Henry looked at her. Yes, they were. That was the point.
“I mean, yes, they're supposed to be humanlike, but they're not really, are they?”
“Are you suggesting this is not what a normal male chest looks like?” he asked, holding up G.I. Joe.
“True, the men in my experience have all had sculpted chests and no nipples . . .”
“And built-in underwear.”
“Very inconvenient.”
“So, they're not realistic enough?”
She held up a hand. “Please, do not go out and find more realistic-looking dolls to torture.”
“I wasn't!” he lied.
“The thought is lovely, and they're vaguely humanoid. But they're so . . . hard.” She tapped on Barbie's back. “And they're missing all the fun parts of sex. You can't move their fingers or their mouths. I mean, kissing is about more than just jamming faces together.”
“True.”
“And, no offense to Barbie, but this body is not happening.”
“So . . . this didn't help at all? You didn't even get one iota of inspiration?”
“Well, I kind of liked the lift thing.”
Henry beamed with pride. Then he realized he was beaming with pride because he had done sexually inventive things with Barbie and G.I. Joe, and he felt weird. Proud, but weird.
“All in the name of science,” he said.
“And writing. But, gah, I don't know. There's still something . . . I can get the big-picture things, like he'll lift her and ravage her, fine. But it's the little parts. I can't seem to slow down and capture them.”

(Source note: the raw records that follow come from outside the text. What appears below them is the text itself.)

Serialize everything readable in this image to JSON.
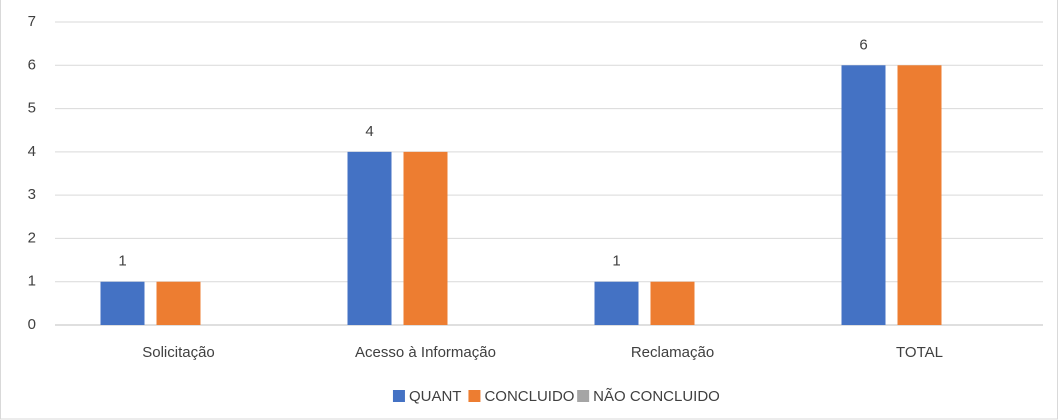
{
  "chart_data": {
    "type": "bar",
    "categories": [
      "Solicitação",
      "Acesso à Informação",
      "Reclamação",
      "TOTAL"
    ],
    "series": [
      {
        "name": "QUANT",
        "color": "#4472c4",
        "values": [
          1,
          4,
          1,
          6
        ],
        "data_labels": true
      },
      {
        "name": "CONCLUIDO",
        "color": "#ed7d31",
        "values": [
          1,
          4,
          1,
          6
        ],
        "data_labels": false
      },
      {
        "name": "NÃO CONCLUIDO",
        "color": "#a5a5a5",
        "values": [
          0,
          0,
          0,
          0
        ],
        "data_labels": false
      }
    ],
    "ylim": [
      0,
      7
    ],
    "yticks": [
      0,
      1,
      2,
      3,
      4,
      5,
      6,
      7
    ],
    "grid": true,
    "legend": "bottom"
  }
}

“The little parts, like the jamming-the-face-together things?”
“Yeah. I have a feeling ‘they jammed their faces together' is not quite what that editor had in mind.”

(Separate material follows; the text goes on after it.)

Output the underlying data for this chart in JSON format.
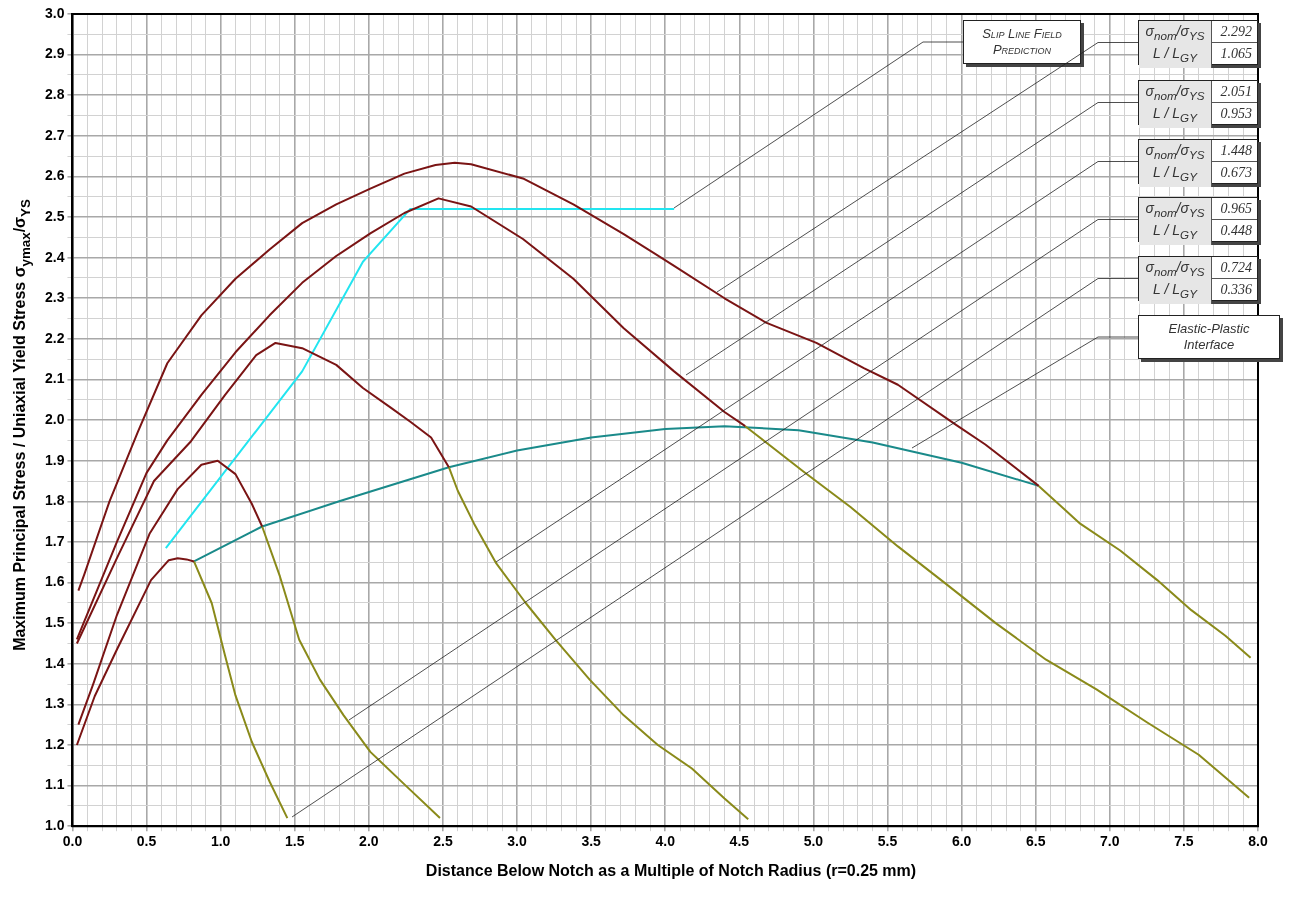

Henry thought for a minute. She needed to be able to focus on the little moments of lovemaking, from a realistic perspective. Fake people weren't doing it. They needed real people to do it.
They were real people.
Before he could think too hard about it, he scooted closer to Helen on the couch. “Get ready to take notes,” he said. He leaned in and kissed her.
* * *
One minute Helen was breathing her own air, realizing one of her best friends was more of a dork than she could have possibly imagined.